Capítulo IV

Hércules Poirot miró con gran disgusto por el cuarto en que se hallaba. Era una habitación de majestuosas proporciones, pero ahí acababa su atractivo. Hizo una mueca elocuente al pasar el dedo por encima de una estantería. Como había supuesto, ¡polvo! Se sentó cuidadosamente en un desvencijado sofá, y los muelles rotos cedieron bajo su peso con deprimente facilidad. Los dos sillones descoloridos eran, y ya lo sabía, poco mejores. Un perro grande, de aspecto feroz, que a Poirot se le antojó sarnoso, gruñó echado en el cuarto asiento, una silla relativamente cómoda.

La estancia era espaciosa. El papel de las paredes descolorido. Colgaban de estas, de cualquier manera, grabados de acero de asuntos desagradables y dos o tres pinturas al óleo, buenas. Las fundas de los sillones estaban tan sucias como descoloridas; la alfombra, llena de agujeros, jamás había tenido un dibujo bonito. Se veían figurillas y antigüedades esparcidas sin orden ni concierto por el cuarto. Las mesas se bamboleaban peligrosamente por falta de ruedecillas en las patas. Una de las ventanas estaba abierta, y no había poder humano, al parecer, capaz de volver a cerrarla. La puerta, momentáneamente cerrada, no era fácil que permaneciera así mucho rato. El picaporte no enganchaba bien y cada ráfaga de aire la abría, inundando la habitación de fríos remolinos.

"Sufro —se dijo Hércules Poirot, compadeciéndose profundamente a sí mismo—. Sí, sufro."

Se abrió la puerta con violencia, y mistress Summerhayes y el viento entraron juntos. La dama miró en tomo suyo, y le gritó: "¿Cómo?", a alguien lejano, y volvió a marcharse.

Mistress Summerhayes era pelirroja, tenía un rostro pecoso atractivo, parecía perpetuamente aturdida y despistada, y se pasaba la mayor parte de la vida soltando y buscando cosas.

Hércules Poirot se puso en pie de un brinco y cerró la puerta.

Un momento después se abrió de nuevo y reapareció mistress Summerhayes. Esta vez llevaba en la mano un cuenco grande de porcelana y un cuchillo.

Una voz masculina gritó desde lejos:

—Maureen, el gato ha vuelto a vomitar. ¿Qué hacemos?

Mistress Summerhayes repuso:

—¡Ahora voy, querido! ¡Aguárdame!

Soltó cuenco y cuchillo y volvió a marcharse.

Poirot se levantó otra vez y cerró la puerta. Dijo:

—Decididamente sufro.

Se oyó un automóvil. El perrazo saltó de la silla y alzó la voz en creciente ladrido. Brincó sobre una mesa pequeña que había junto a la ventana, y esta se hundió con estrépito.

En fin —exclamó Hércules Poirot—. ¡Cestinsupportable!

La puerta se abrió. El viento se precipitó en el cuarto. El perro salió corriendo, ladrando aún. La voz de Maureen se oyó alta y clara.

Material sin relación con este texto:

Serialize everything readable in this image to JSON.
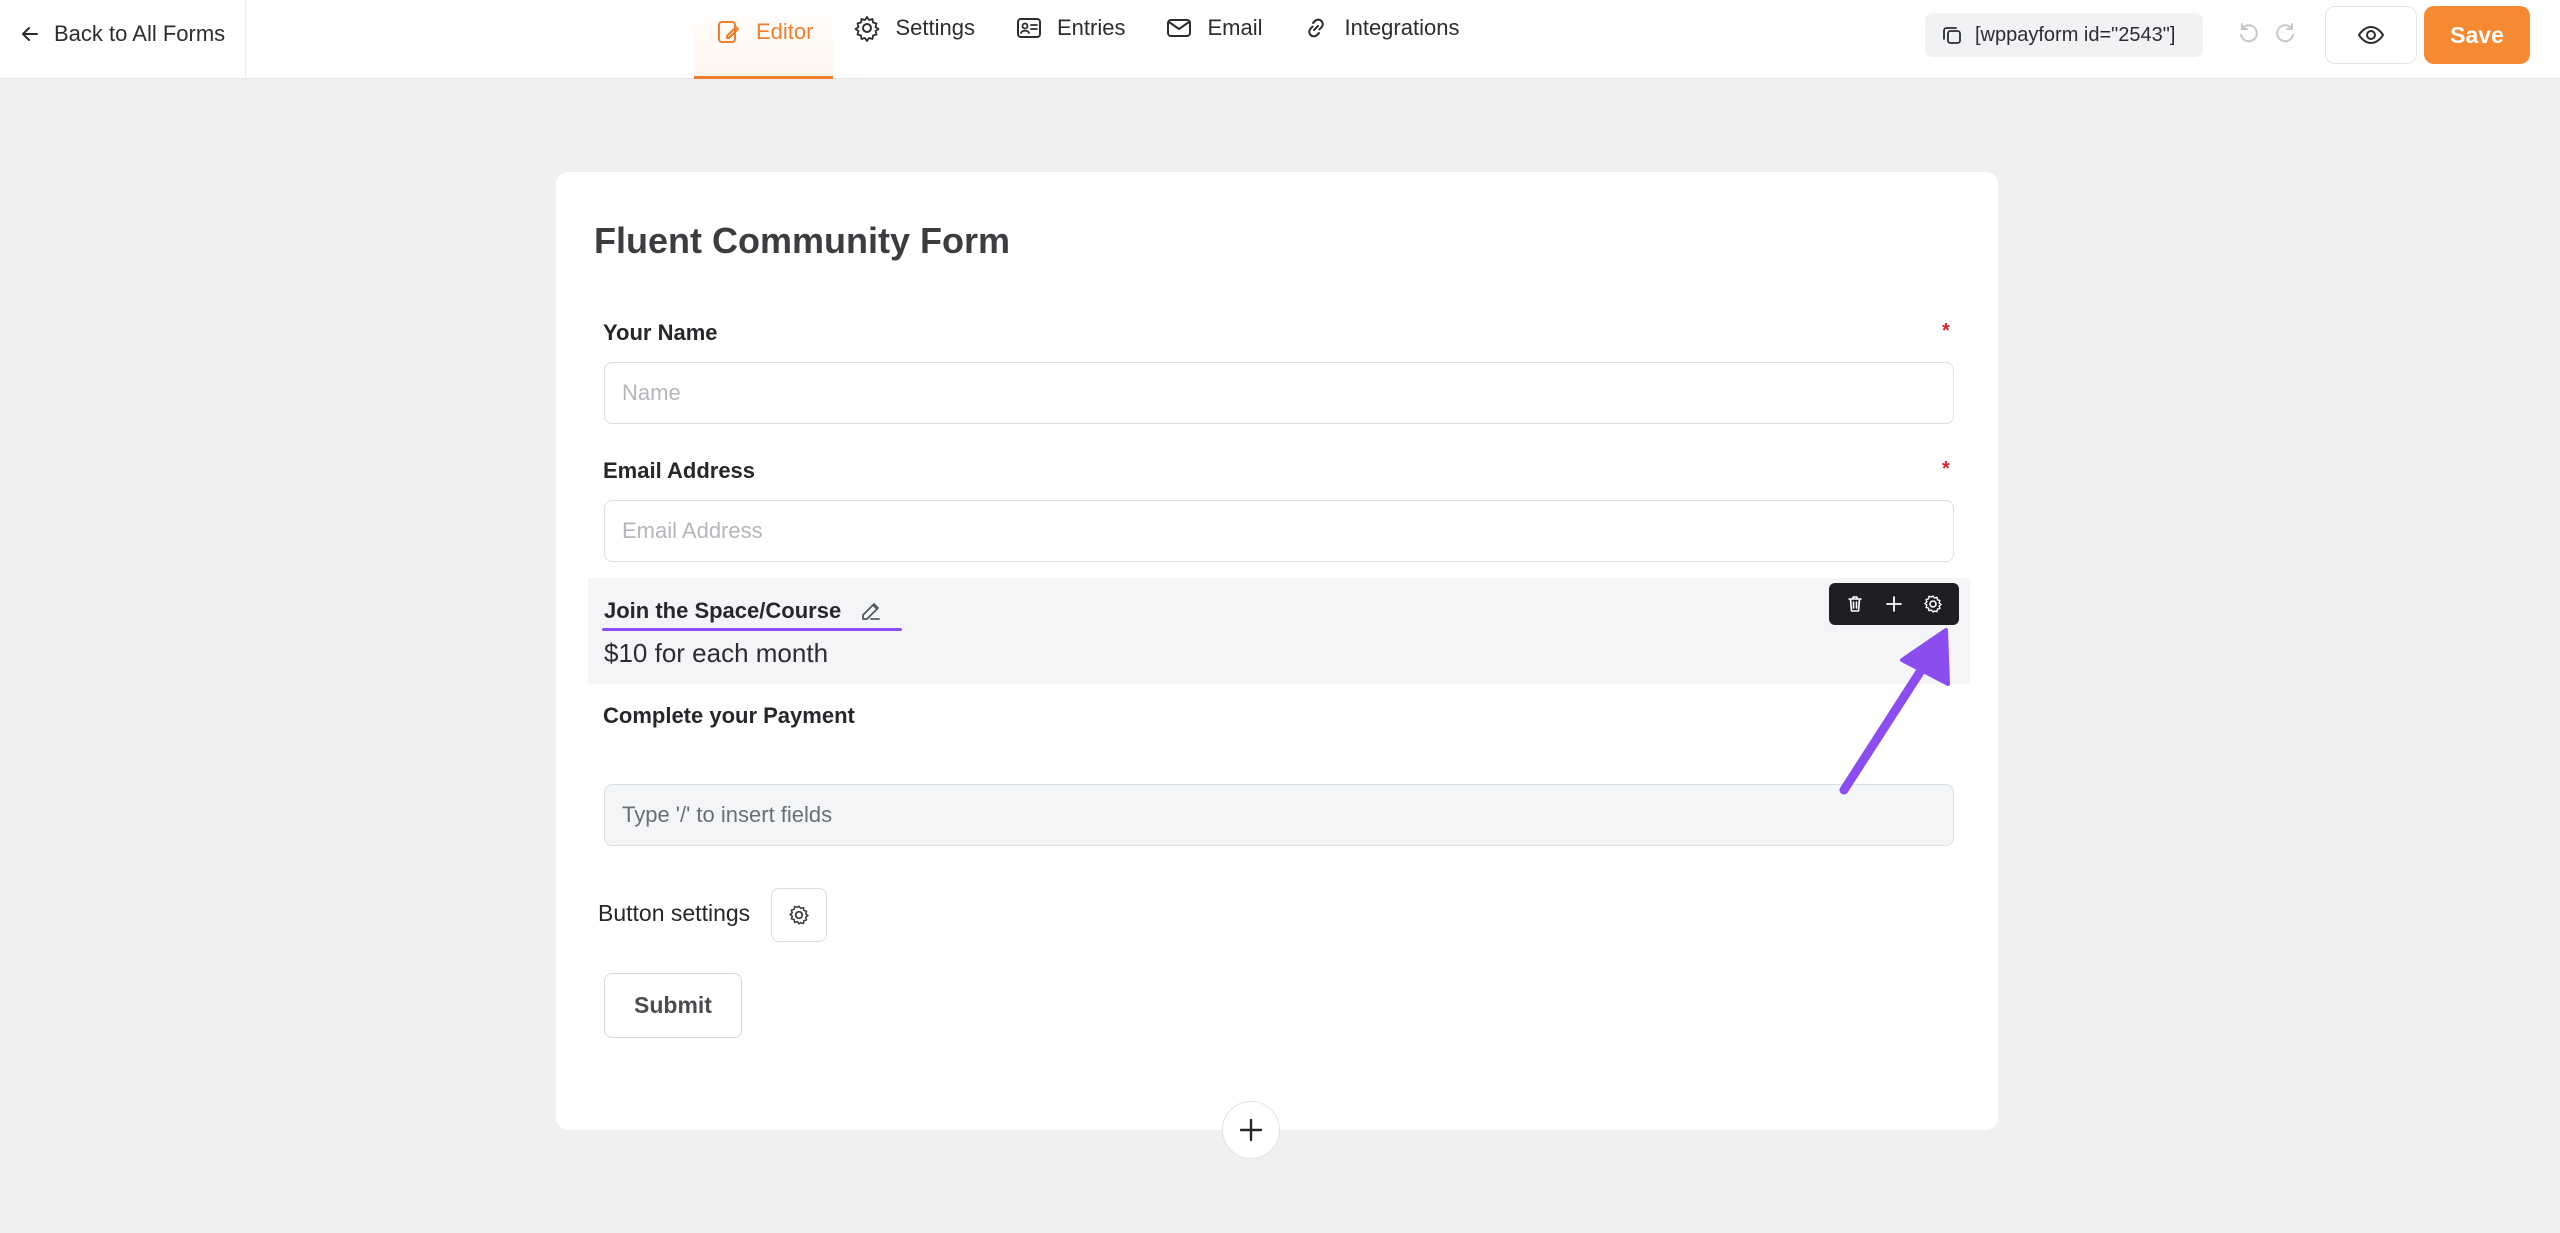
{
  "topbar": {
    "back_label": "Back to All Forms",
    "nav": [
      {
        "label": "Editor",
        "icon": "editor-icon"
      },
      {
        "label": "Settings",
        "icon": "gear-icon"
      },
      {
        "label": "Entries",
        "icon": "entries-icon"
      },
      {
        "label": "Email",
        "icon": "mail-icon"
      },
      {
        "label": "Integrations",
        "icon": "link-icon"
      }
    ],
    "shortcode": "[wppayform id=\"2543\"]",
    "save_label": "Save"
  },
  "form": {
    "title": "Fluent Community Form",
    "fields": [
      {
        "label": "Your Name",
        "placeholder": "Name",
        "required_mark": "*"
      },
      {
        "label": "Email Address",
        "placeholder": "Email Address",
        "required_mark": "*"
      }
    ],
    "selected_block": {
      "label": "Join the Space/Course",
      "price": "$10 for each month"
    },
    "payment_label": "Complete your Payment",
    "insert_placeholder": "Type '/' to insert fields",
    "button_settings_label": "Button settings",
    "submit_label": "Submit"
  },
  "colors": {
    "accent": "#f58a32",
    "annotation": "#8b4df0"
  }
}
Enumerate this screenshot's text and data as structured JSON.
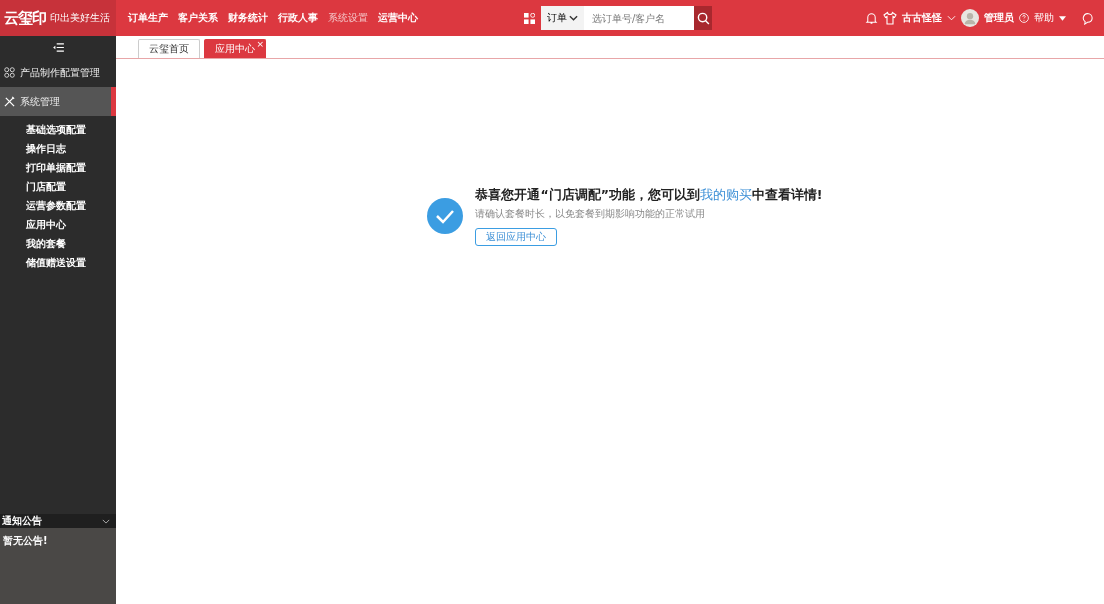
{
  "header": {
    "logo": {
      "mark": "云玺印",
      "slogan": "印出美好生活"
    },
    "nav": [
      {
        "label": "订单生产",
        "selected": false
      },
      {
        "label": "客户关系",
        "selected": false
      },
      {
        "label": "财务统计",
        "selected": false
      },
      {
        "label": "行政人事",
        "selected": false
      },
      {
        "label": "系统设置",
        "selected": true
      },
      {
        "label": "运营中心",
        "selected": false
      }
    ],
    "search": {
      "type": "订单",
      "placeholder": "选订单号/客户名"
    },
    "shop": "古古怪怪",
    "user": "管理员",
    "help": "帮助"
  },
  "sidebar": {
    "groups": [
      {
        "label": "产品制作配置管理",
        "selected": false
      },
      {
        "label": "系统管理",
        "selected": true,
        "children": [
          {
            "label": "基础选项配置"
          },
          {
            "label": "操作日志"
          },
          {
            "label": "打印单据配置"
          },
          {
            "label": "门店配置"
          },
          {
            "label": "运营参数配置"
          },
          {
            "label": "应用中心"
          },
          {
            "label": "我的套餐"
          },
          {
            "label": "储值赠送设置"
          }
        ]
      }
    ],
    "notice": {
      "title": "通知公告",
      "text": "暂无公告!"
    }
  },
  "tabs": [
    {
      "label": "云玺首页",
      "selected": false,
      "closable": false
    },
    {
      "label": "应用中心",
      "selected": true,
      "closable": true
    }
  ],
  "tab_close": "×",
  "message": {
    "title_before": "恭喜您开通“门店调配”功能，您可以到",
    "title_link": "我的购买",
    "title_after": "中查看详情!",
    "subtitle": "请确认套餐时长，以免套餐到期影响功能的正常试用",
    "button": "返回应用中心"
  }
}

—Johnnie, ¿por qué demonios dejaste abierta la puerta de atrás? Esas malditas gallinas se han metido en la despensa.

—¡Y para esto —dijo Poirot con calor— pago yo siete guineas a la semana!

La puerta se cerró con un ruidoso golpe. Llegó hasta él, por la ventana, el cacareo de gallinas enfurecidas.

Luego la puerta se abrió otra vez, y Maureen Summerhayes entró y se abalanzó sobre el cuenco con un grito de alegría.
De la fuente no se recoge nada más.